For many seasoned evangelicals among the millennial and Zoomer generations, the result—state-of-the-art, high-definition, professional video and audio and music, with smooth transitions and fancy lighting, all frictionless and ready-made for the internet—is simply becoming the norm. It’s what church, or worship, means.

At best, the gospel retains the power to cut through all the noise. At worst, believers receive neither the Lord’s Word nor his body and blood. Instead, they get a cut-rate TED Talk, spiritual but not religious, sandwiched between long sessions of a soft rock concert.

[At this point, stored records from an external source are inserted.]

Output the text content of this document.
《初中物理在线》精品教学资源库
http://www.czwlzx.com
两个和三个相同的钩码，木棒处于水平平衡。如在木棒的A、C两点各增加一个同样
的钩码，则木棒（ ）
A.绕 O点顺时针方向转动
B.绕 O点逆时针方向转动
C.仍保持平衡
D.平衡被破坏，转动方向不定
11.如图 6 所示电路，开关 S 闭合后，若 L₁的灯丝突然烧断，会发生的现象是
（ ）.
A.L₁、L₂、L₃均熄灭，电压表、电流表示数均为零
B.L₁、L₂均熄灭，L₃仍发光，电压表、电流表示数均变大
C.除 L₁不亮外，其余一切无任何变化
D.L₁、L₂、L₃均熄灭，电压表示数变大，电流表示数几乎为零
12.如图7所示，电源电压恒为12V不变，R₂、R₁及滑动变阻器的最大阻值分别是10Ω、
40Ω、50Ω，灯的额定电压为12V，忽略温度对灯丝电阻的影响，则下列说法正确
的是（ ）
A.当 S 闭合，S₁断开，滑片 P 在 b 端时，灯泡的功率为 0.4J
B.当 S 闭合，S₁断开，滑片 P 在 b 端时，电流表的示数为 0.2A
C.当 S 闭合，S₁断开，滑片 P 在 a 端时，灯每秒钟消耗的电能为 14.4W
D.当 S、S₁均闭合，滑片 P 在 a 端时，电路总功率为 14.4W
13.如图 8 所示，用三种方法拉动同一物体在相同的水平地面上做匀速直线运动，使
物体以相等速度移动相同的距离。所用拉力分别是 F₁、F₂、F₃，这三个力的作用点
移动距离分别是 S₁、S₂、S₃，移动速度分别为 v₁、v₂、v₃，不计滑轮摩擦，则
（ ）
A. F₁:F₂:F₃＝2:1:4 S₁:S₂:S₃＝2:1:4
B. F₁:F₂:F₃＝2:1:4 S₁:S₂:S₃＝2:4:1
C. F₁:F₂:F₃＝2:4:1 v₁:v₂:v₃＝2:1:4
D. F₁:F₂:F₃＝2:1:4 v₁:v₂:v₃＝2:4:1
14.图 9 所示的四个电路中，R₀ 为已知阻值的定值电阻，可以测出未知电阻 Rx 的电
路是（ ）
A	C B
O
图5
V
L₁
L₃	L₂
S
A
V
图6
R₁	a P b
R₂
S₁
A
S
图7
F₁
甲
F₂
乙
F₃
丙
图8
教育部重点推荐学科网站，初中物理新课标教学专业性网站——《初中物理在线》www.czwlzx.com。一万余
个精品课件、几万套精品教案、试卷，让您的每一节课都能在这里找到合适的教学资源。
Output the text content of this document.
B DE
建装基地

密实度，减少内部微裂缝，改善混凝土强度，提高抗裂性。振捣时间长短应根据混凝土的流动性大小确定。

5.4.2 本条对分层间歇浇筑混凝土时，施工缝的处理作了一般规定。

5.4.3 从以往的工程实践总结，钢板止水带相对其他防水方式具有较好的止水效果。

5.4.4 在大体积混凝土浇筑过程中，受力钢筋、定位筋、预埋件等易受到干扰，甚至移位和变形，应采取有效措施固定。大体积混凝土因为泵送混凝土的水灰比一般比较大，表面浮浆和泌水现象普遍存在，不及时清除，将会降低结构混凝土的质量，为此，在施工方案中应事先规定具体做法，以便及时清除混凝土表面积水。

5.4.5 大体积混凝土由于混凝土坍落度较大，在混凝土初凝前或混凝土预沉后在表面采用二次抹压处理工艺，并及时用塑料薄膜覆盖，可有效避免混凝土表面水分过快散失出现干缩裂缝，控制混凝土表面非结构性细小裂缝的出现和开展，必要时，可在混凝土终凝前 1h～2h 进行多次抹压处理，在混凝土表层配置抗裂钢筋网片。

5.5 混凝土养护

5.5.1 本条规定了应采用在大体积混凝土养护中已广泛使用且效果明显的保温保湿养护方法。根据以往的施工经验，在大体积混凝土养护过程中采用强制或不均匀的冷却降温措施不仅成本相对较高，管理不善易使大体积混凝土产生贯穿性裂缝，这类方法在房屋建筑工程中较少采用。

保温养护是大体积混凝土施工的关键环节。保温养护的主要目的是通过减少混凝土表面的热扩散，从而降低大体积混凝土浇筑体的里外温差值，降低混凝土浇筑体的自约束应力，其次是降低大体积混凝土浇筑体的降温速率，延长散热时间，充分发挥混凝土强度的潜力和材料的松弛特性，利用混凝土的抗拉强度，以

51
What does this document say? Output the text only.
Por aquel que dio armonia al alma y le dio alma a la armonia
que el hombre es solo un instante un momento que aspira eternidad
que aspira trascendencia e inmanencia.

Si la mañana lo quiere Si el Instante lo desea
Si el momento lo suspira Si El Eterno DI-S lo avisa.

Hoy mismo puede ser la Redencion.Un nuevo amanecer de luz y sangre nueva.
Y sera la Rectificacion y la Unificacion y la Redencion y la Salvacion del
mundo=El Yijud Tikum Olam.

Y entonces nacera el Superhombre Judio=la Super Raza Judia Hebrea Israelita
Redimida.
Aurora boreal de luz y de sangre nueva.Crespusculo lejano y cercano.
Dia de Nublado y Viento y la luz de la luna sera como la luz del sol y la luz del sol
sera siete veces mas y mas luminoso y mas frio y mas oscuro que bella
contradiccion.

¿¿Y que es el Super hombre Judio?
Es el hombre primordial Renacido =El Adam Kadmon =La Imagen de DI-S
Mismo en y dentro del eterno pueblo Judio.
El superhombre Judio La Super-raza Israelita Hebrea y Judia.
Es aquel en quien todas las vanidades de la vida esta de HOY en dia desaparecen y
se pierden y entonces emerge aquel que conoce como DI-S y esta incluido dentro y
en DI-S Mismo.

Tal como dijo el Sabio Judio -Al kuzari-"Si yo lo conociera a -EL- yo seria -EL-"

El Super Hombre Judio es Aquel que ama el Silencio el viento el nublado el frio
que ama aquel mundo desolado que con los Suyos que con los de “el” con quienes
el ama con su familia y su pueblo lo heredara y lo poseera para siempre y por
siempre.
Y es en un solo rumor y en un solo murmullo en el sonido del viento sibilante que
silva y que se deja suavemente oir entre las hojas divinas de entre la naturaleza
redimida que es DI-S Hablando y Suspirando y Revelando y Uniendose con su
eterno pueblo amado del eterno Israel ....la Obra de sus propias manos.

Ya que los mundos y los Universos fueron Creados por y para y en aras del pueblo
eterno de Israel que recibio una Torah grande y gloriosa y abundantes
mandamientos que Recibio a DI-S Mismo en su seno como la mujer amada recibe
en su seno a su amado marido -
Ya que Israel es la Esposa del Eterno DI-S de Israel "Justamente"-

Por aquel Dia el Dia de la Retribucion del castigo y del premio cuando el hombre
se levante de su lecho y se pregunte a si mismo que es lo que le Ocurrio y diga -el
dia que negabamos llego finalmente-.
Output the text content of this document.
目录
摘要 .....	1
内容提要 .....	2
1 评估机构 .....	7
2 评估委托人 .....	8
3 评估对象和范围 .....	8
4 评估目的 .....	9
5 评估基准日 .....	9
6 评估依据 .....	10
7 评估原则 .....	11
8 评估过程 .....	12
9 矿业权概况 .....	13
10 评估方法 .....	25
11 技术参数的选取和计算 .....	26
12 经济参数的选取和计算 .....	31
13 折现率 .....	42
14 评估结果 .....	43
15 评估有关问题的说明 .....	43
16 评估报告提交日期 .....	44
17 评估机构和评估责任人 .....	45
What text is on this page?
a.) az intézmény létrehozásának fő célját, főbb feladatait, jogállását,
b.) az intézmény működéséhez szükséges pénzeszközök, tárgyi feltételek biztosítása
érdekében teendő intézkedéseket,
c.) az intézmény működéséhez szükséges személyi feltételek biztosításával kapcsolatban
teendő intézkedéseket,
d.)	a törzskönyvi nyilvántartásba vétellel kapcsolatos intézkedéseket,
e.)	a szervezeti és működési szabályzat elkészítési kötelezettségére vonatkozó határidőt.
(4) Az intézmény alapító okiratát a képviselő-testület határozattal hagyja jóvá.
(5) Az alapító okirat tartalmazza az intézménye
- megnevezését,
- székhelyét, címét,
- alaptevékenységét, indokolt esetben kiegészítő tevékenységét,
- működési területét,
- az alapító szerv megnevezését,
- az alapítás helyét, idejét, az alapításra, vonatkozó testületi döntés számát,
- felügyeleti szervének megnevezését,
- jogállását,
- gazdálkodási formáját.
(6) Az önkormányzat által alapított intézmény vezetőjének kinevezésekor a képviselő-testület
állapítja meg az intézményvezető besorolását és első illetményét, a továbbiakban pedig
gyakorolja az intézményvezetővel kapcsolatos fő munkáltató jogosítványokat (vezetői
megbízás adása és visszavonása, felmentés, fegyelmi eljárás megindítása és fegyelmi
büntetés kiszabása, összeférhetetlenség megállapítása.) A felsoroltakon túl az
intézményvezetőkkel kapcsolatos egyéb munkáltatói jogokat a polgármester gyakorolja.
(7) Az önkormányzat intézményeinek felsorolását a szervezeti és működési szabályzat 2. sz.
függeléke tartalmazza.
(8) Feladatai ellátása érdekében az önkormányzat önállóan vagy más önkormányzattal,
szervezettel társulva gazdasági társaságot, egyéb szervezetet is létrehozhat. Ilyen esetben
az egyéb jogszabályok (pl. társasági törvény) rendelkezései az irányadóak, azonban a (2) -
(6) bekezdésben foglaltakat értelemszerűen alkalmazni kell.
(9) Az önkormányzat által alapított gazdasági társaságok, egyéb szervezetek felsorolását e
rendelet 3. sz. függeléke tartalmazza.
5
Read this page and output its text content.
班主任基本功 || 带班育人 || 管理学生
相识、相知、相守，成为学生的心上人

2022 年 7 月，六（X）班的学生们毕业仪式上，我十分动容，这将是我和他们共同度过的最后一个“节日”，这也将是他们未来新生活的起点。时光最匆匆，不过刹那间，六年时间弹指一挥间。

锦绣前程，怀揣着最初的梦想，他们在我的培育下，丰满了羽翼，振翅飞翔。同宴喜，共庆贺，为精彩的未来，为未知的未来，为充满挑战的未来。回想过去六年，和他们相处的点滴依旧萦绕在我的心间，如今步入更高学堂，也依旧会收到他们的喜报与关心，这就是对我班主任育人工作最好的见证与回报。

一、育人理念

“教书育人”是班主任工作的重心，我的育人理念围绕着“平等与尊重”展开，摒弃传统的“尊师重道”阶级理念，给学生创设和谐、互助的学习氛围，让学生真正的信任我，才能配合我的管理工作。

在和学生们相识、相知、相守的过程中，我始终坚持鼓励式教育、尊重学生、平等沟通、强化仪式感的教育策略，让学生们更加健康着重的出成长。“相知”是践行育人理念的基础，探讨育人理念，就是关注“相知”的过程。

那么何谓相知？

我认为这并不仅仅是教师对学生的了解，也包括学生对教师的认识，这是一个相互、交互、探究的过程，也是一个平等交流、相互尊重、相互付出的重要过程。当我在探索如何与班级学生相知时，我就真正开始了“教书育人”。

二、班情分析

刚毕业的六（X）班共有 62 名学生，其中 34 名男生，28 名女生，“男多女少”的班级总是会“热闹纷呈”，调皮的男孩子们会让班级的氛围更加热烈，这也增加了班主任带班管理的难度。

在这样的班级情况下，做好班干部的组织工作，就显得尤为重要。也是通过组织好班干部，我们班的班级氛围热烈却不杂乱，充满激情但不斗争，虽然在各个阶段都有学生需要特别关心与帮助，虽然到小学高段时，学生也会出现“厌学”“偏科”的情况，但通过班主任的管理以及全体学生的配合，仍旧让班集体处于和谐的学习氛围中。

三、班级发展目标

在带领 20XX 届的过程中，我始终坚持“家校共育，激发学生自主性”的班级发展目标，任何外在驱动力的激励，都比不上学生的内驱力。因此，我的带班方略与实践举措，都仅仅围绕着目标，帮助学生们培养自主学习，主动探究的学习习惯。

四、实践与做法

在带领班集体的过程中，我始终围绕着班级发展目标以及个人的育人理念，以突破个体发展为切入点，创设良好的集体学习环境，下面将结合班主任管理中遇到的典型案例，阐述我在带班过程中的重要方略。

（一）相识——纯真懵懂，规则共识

If you think East is being alarmist and blowing this whole thing out of proportion, then I don’t think I know how to help you.

James K. A. Smith:

We are bundles of potentiality, but the possibilities are not infinite. We are thrown into a time and place, thrown into a story that is our history, and these form the horizons of possibility for us…. That is not a limitation as much as a focusing, a gifted specificity. This corner of earth I’ve been given to till. These neighbors I am called to love. These talents I’m exhorted to fan into flame. This neighborhood in which to birth a future.

James K. A. Smith:

What I aspire to is a factor of what I’ve inherited. What I imagine as a possible future—even what I can hear as a “calling”—is a reflection of what my past has made imaginable. Our now is always bequeathed to us.

James K. A. Smith:

A buried past is not dormant. Ignoring the past is not a way to escape it. Indeed, the buried past probably takes more than it gives.

Robert Bolton:

When listening does not encourage disclosures of feeling, we tend to miss the speaker’s personal reaction to the events she is describing—her joy, sorrow, frustration, anger, grief, ambivalence, and so on. Since, as William James put it, “Individuality is found in feeling,” we miss the uniqueness of the other person when we have a low level awareness of the other person’s emotions.

Robert Bolton (I almost took out the exclamation point at the end, but—alas—I’m not Bolton’s editor so I figured I should include it):

One of the primary tasks of a listener is to stay out of the other’s way so the listener can discover how the speaker views his situation. Unfortunately, the average “listener” interrupts and diverts the speaker by asking many questions or making many statements. Researchers tell us that it is not at all uncommon for “listeners” to lead and direct a conversation through the frequent use of questions. It is also common for the “listener” to talk so much that he monopolizes the conversation!